Cara McCollum, 24, has died of injuries sustained in a February 15 car accident. Best known as Miss New Jersey 2013 and a contestant in the Miss America pageant, McCollum was also a journalist who wrote several stories for U.S. 1 and was employed as a television news anchor in Millville at the time of her death.
McCollum, a native of Arkansas, studied creative nonfiction under John McPhee at Princeton University, graduating in 2015. While a student at Princeton, McCollum wrote five stories for U.S. 1 as a freelance writer, including a December 31, 2013, cover story profiling personal branding consultant Tamara Jacobs.
In the same issue of U.S. 1, McCollum wrote a feature in which she compared notes with Jacobs on how pageant contestants should present themselves. (As it happened, Jacobs had been a judge at a previous Miss America contest.) McCollum also wrote about what motivated her to compete in pageants (and U.S. 1 used her official pageant photo for the cover):
“Raised in Forrest City, Arkansas, where my father is an accountant and my mom raised me and my older brother (a math and computer science major at the University of Arkansas), I was well aware of beauty competitions growing up — pageants are really huge down there.

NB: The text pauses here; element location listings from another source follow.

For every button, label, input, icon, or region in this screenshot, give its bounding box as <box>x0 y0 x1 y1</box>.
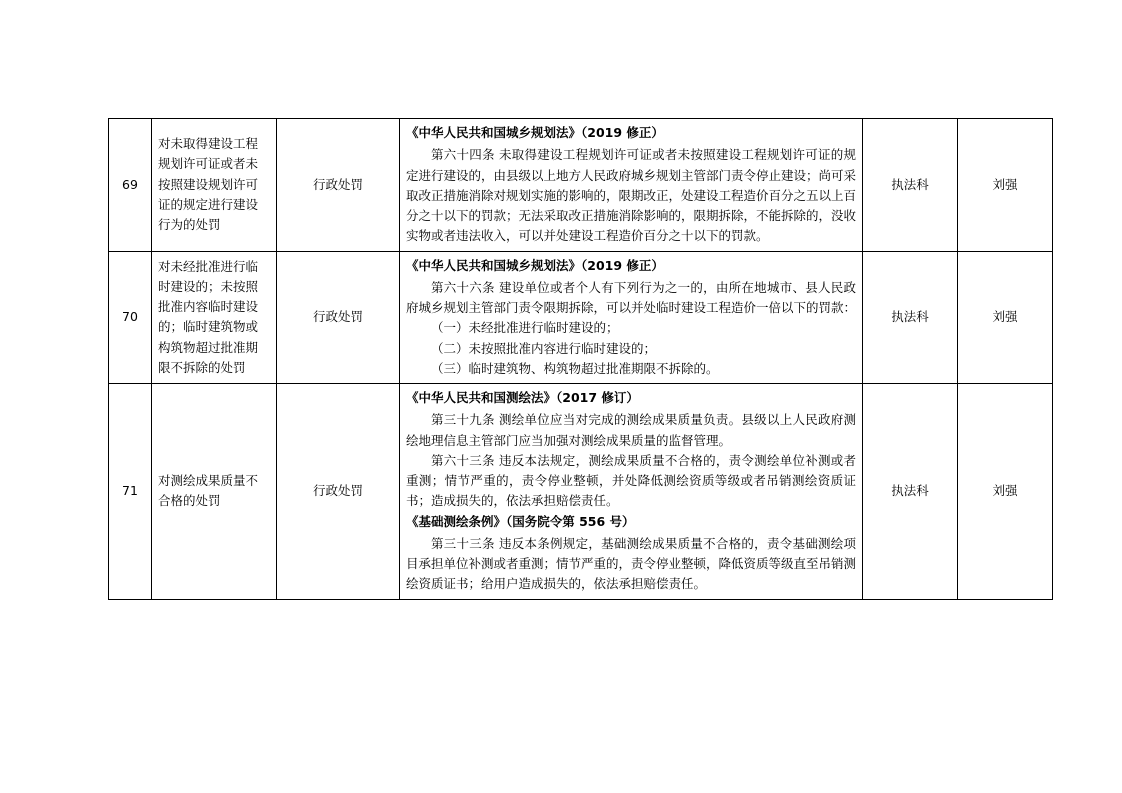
legal-basis-paragraph: 第三十三条 违反本条例规定，基础测绘成果质量不合格的，责令基础测绘项目承担单位补测或者重测；情节严重的，责令停业整顿，降低资质等级直至吊销测绘资质证书；给用户造成损失的，依法承担赔偿责任。 <box>406 535 857 592</box>
row-legal-basis <box>400 384 863 600</box>
row-person: 刘强 <box>958 251 1053 384</box>
row-department: 执法科 <box>863 251 958 384</box>
row-person: 刘强 <box>958 119 1053 252</box>
legal-basis-paragraph: 第六十三条 违反本法规定，测绘成果质量不合格的，责令测绘单位补测或者重测；情节严重的，责令停业整顿，并处降低测绘资质等级或者吊销测绘资质证书；造成损失的，依法承担赔偿责任。 <box>406 452 856 509</box>
legal-basis-paragraph: （二）未按照批准内容进行临时建设的； <box>431 340 657 356</box>
legal-basis-title-secondary: 《基础测绘条例》（国务院令第 556 号） <box>406 513 635 529</box>
row-number: 69 <box>109 119 152 252</box>
legal-basis-paragraph: 第六十六条 建设单位或者个人有下列行为之一的，由所在地城市、县人民政府城乡规划主管部门责令限期拆除，可以并处临时建设工程造价一倍以下的罚款： <box>406 279 857 315</box>
legal-basis-paragraph: （一）未经批准进行临时建设的； <box>431 320 619 336</box>
table-row <box>109 384 1053 600</box>
administrative-penalty-table <box>108 118 1053 600</box>
legal-basis-paragraph: 第六十四条 未取得建设工程规划许可证或者未按照建设工程规划许可证的规定进行建设的，由县级以上地方人民政府城乡规划主管部门责令停止建设；尚可采取改正措施消除对规划实施的影响的，限期改正，处建设工程造价百分之五以上百分之十以下的罚款；无法采取改正措施消除影响的，限期拆除，不能拆除的，没收实物或者违法收入，可以并处建设工程造价百分之十以下的罚款。 <box>406 147 857 244</box>
row-legal-basis <box>400 251 863 384</box>
row-type: 行政处罚 <box>277 251 400 384</box>
row-person: 刘强 <box>958 384 1053 600</box>
row-number: 71 <box>109 384 152 600</box>
row-type: 行政处罚 <box>277 384 400 600</box>
row-type: 行政处罚 <box>277 119 400 252</box>
legal-basis-title: 《中华人民共和国城乡规划法》（2019 修正） <box>406 125 664 140</box>
row-item-name: 对未经批准进行临时建设的；未按照批准内容临时建设的；临时建筑物或构筑物超过批准期限不拆除的处罚 <box>152 251 277 384</box>
row-item-name: 对测绘成果质量不合格的处罚 <box>152 384 277 600</box>
legal-basis-paragraph: （三）临时建筑物、构筑物超过批准期限不拆除的。 <box>431 360 719 376</box>
row-number: 70 <box>109 251 152 384</box>
row-item-name: 对未取得建设工程规划许可证或者未按照建设规划许可证的规定进行建设行为的处罚 <box>152 119 277 252</box>
legal-basis-title: 《中华人民共和国城乡规划法》（2019 修正） <box>406 257 664 273</box>
legal-basis-title: 《中华人民共和国测绘法》（2017 修订） <box>406 390 639 405</box>
legal-basis-paragraph: 第三十九条 测绘单位应当对完成的测绘成果质量负责。县级以上人民政府测绘地理信息主管部门应当加强对测绘成果质量的监督管理。 <box>406 412 856 448</box>
row-legal-basis <box>400 119 863 252</box>
table-row <box>109 119 1053 252</box>
row-department: 执法科 <box>863 384 958 600</box>
table-row <box>109 251 1053 384</box>
row-department: 执法科 <box>863 119 958 252</box>
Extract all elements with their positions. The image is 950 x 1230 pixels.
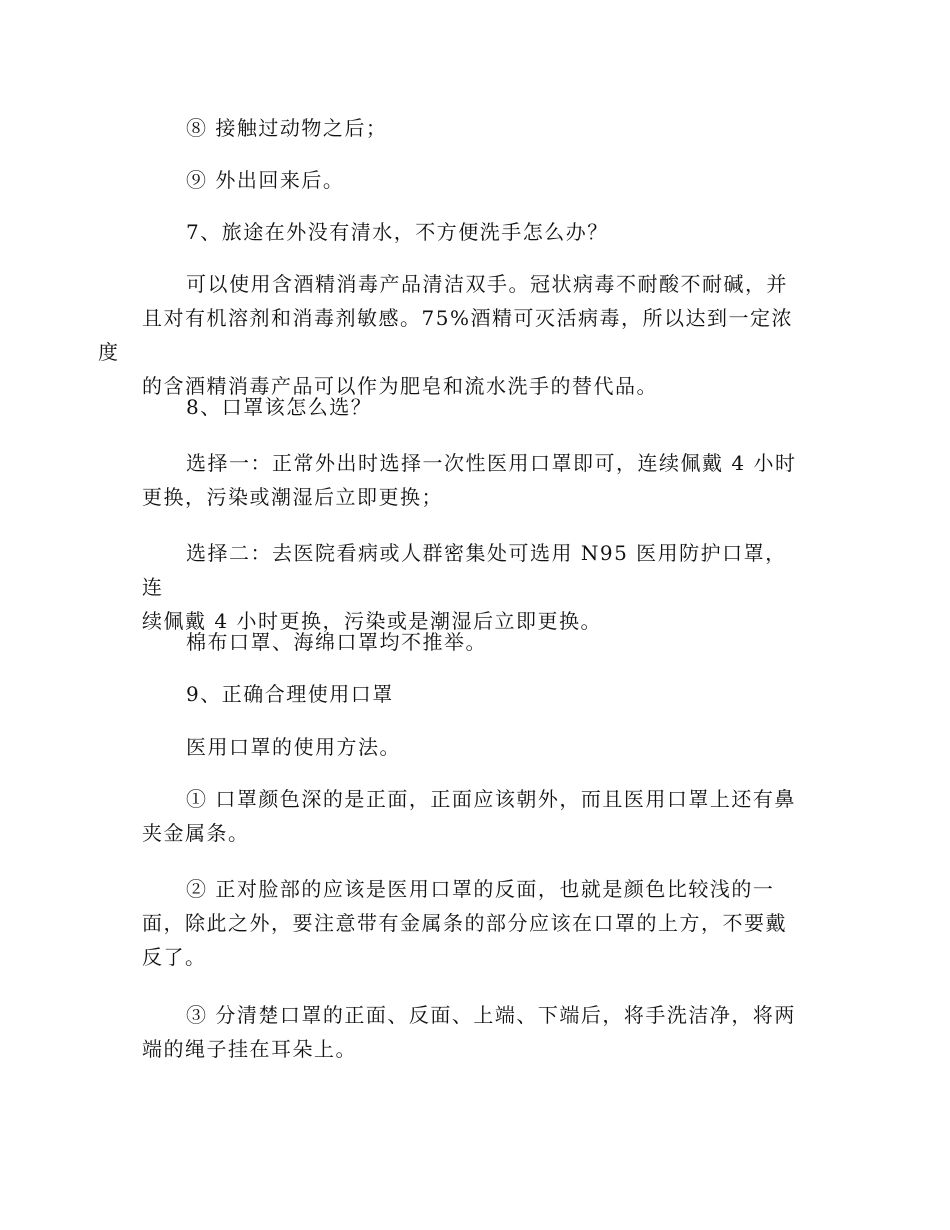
mask-option-one: [142, 446, 802, 514]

But my mom discouraged me from entering because she felt I had other interests to pursue.
“One of those interests was youth literacy. At one point our school district was given an F by the state. I started a monthly story time at the Boys and Girls Club and a drive to donate more than 1,000 books to a children’s library. I also started a ‘Birthday Book’ program for poor children from ages 5 to 10. Kids who were registered in a Christmas-time Toys for Tots campaign got a book on their birthday.
“In 2010 I enrolled at Princeton University, but after two years I realized I had no sense of community outside of the ‘Orange Bubble.’ I started competing in pageants because I wanted to be able to get into classrooms and libraries to read with children and share that passion. Parents: you will be comforted to know that teachers are very reluctant to let total strangers near their students. But I found that the crown functioned as a sort of magical free admission ticket to classrooms and libraries across the state.”
McCollum used her Miss New Jersey crown to promote children’s literacy through The Birthday Book Project. She had worked as an anchor for the TV show SNJ Today for six months at the time of the accident.
Police said McCollum was the only person in her convertible on a rainy night as she drove north on Route 55 in Pittsgrove. McCollum lost control of the car, went off the road, and hit three trees. It was reported that she was not wearing a seatbelt and suffered severe head injuries to which she succumbed a week later.